November 11th is one of those times that North America; both Canada and the United States of America have the same day of celebration—and remembrance.
It is the day that the Armistice was signed to end the hostilities, which took effect on the eleventh hour, of the eleventh day, of the eleventh month in 1918 at the end of WWI. Even though the tragic happenings continued on in other places, this is the official date that we now honour as the conclusion of the war.
Many people take a moment or two of silence at 11 am on this day to honour what was lost to so many.
In Canada, we celebrate Remembrance Day. This is a holiday celebrated by most commonwealth countries, to recognize the sacrifices of the armed forces in the times of war. One of the ways we do that is with the brightly coloured red poppy; a country-wide recognized symbol. You will see them everywhere; cadets standing proudly in front of stores and boxes of the poppies sitting on a table in a bank by donation, out in the open for all to partake in. We wear them upon our clothes by the thousands, a silent reminder to what this day means to us.
In the United States of America, president, Woodrow Wilson first proclaimed Armistice Day a holiday in 1919. In 1953, a shoe store owner, Alfred King wanted to campaign on expanding this holiday, to have the day in commemoration for all veterans. President Dwight Eisenhower signed the bill pushed through congress on May 26th 1954. On June, 1, 1954, Congress renamed it Veteran’s Day, as it has been known ever since.
Alfred King and those like him in both countries, show how appreciated the veterans are—and how hard the people they fight for will fight for them.
Some of us have lost loved ones, or have someone still defending the freedoms and rights we all enjoy today. It takes a brave and selfless person to set out to go there and do everything they can for us, even the ultimate anyone can give—regardless of which branch of military it is; the Army, Navy, Marines, Air-Force or another branch. They learn new skills and obtain a new sense of belonging. These men and woman grow stronger; both in body and mind, determined to better themselves and the country they serve.
The legacy of heroes is the memory of a great name and the inheritance of a great example. ~Benjamin Disraeli
They move past the uncertainty and fear of the what could be, and embrace the what is.
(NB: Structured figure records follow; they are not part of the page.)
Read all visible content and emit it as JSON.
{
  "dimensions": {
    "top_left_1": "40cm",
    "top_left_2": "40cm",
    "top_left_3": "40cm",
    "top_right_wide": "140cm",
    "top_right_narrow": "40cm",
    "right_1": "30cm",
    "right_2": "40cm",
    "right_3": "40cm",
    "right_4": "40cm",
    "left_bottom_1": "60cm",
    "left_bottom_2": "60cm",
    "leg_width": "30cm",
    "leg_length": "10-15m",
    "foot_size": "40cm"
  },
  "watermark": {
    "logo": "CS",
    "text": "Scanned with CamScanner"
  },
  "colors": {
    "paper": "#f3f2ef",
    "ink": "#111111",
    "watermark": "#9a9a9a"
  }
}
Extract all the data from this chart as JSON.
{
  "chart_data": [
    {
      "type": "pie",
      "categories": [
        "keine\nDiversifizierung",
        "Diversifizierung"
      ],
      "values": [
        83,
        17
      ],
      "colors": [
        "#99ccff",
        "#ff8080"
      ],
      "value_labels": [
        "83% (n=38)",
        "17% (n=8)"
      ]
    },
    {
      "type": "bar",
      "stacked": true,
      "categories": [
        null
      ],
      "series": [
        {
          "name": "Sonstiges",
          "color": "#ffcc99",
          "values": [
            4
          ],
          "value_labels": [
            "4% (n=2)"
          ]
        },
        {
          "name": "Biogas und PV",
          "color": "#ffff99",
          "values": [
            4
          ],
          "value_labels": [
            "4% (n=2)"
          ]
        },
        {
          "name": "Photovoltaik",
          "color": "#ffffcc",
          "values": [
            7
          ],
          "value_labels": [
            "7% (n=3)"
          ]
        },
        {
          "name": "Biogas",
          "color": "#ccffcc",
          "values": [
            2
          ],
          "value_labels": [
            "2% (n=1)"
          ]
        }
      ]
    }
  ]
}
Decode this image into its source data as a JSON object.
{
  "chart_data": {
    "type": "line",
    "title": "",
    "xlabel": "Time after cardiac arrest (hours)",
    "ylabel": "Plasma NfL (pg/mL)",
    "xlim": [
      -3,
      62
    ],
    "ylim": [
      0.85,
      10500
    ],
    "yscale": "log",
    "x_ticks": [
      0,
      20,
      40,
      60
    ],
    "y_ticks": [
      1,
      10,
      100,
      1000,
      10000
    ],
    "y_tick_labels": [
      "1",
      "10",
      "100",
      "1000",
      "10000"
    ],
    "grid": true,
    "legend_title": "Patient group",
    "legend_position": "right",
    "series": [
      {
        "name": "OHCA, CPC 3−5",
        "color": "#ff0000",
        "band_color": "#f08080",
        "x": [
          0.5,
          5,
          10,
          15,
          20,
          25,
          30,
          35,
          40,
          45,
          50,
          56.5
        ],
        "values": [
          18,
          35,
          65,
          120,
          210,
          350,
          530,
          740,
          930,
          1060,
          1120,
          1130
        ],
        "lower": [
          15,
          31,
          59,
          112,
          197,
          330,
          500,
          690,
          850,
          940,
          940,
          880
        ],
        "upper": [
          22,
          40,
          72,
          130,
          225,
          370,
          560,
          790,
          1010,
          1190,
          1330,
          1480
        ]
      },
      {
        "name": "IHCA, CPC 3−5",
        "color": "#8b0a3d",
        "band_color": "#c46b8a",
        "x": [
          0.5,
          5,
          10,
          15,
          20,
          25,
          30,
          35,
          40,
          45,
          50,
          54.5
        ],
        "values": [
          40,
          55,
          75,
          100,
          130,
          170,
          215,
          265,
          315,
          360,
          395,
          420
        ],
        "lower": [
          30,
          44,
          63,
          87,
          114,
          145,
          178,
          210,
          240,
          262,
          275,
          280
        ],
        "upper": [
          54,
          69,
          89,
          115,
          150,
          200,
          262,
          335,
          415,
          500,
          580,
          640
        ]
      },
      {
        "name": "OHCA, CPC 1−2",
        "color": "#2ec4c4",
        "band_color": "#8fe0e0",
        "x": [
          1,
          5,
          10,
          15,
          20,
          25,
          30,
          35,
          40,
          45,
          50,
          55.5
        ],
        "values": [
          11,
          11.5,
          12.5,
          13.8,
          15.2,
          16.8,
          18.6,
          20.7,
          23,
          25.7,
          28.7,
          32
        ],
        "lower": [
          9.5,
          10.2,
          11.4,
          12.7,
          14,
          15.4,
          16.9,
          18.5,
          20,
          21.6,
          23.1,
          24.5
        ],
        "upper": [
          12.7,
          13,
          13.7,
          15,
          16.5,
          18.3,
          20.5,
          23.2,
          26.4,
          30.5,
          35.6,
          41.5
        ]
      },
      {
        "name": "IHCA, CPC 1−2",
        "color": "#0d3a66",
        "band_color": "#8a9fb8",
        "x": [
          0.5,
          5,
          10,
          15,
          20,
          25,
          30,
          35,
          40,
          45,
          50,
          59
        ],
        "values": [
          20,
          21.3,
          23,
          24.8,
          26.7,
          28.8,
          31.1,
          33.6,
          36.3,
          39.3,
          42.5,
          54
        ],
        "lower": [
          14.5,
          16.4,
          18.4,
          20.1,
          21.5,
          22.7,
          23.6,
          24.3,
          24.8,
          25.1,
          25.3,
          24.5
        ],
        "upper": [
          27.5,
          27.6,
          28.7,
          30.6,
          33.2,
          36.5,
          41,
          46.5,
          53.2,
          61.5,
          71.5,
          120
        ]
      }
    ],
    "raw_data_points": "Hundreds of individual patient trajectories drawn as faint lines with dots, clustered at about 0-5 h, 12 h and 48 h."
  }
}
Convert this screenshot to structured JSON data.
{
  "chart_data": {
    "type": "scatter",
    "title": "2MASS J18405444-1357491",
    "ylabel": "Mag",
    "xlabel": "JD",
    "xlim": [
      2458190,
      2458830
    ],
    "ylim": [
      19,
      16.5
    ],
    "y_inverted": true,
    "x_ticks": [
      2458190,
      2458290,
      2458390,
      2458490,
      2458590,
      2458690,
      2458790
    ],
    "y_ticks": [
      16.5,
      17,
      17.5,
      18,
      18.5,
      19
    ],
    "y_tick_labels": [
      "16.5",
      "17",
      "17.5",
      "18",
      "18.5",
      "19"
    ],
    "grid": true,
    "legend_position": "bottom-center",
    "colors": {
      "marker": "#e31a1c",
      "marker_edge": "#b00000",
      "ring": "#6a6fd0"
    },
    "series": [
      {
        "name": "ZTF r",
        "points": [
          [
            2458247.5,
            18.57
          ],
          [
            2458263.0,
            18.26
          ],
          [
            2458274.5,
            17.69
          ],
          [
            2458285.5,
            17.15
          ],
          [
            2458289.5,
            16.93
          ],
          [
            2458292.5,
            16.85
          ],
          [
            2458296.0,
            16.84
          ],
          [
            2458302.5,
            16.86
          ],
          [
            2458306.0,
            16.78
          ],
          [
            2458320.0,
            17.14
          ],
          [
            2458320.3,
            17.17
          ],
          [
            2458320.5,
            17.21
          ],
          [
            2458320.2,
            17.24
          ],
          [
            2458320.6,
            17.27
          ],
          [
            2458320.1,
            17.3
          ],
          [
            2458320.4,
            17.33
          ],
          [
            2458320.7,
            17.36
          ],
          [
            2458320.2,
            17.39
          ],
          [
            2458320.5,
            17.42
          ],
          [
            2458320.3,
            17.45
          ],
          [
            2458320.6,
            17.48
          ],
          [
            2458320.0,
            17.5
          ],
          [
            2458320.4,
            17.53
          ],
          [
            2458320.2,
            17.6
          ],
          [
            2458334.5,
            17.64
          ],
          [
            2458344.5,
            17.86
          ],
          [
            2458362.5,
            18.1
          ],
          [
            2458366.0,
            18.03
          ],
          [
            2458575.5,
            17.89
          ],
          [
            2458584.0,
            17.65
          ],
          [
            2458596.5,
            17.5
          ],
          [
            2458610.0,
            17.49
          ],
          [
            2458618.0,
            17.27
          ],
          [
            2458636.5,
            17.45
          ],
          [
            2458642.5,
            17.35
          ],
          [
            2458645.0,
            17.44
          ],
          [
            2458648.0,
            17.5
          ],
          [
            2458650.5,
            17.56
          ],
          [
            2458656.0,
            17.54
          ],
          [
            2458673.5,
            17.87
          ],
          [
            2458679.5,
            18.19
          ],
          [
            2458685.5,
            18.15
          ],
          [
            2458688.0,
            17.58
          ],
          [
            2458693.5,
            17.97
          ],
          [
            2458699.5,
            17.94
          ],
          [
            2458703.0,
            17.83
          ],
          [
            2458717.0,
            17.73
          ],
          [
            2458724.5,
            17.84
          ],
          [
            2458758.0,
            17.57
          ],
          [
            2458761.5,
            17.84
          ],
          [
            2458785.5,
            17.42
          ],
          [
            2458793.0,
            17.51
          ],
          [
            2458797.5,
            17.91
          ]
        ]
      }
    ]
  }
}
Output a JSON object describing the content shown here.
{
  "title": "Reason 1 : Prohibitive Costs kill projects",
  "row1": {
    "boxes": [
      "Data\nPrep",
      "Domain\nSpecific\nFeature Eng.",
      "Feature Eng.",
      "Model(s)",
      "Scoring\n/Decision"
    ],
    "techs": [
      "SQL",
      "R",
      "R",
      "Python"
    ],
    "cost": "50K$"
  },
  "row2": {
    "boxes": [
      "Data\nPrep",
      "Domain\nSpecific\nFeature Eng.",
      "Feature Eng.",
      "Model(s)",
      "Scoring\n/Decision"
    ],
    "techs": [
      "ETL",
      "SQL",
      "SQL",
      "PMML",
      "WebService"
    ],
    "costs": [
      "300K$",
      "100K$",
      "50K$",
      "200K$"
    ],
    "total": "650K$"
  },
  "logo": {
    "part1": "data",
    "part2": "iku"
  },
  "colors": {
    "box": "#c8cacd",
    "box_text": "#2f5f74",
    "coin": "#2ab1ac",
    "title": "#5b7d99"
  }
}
They see the price of liberty, and are willing to do as they have to. These men and women sign their lives over, so we may live better, more prosperous existences.
A hero is someone who has given his or her life to something bigger than oneself. ~Joseph Campbell
It is our duty to remember them and honour their memory in every way we can. If our loved ones make the paramount sacrifice for their country, let it be known to them that they live on in the hearts of those same nations, who will always respect what they gave themselves for, and have for generations upon generations.
The brave die never, though they sleep in dust:
Their courage nerves a thousand living men.
~Minot J. Savage
On November 11th and any other day, we have to remember that North America as a whole is the way it is, because somebody out there believed in us enough to battle for it.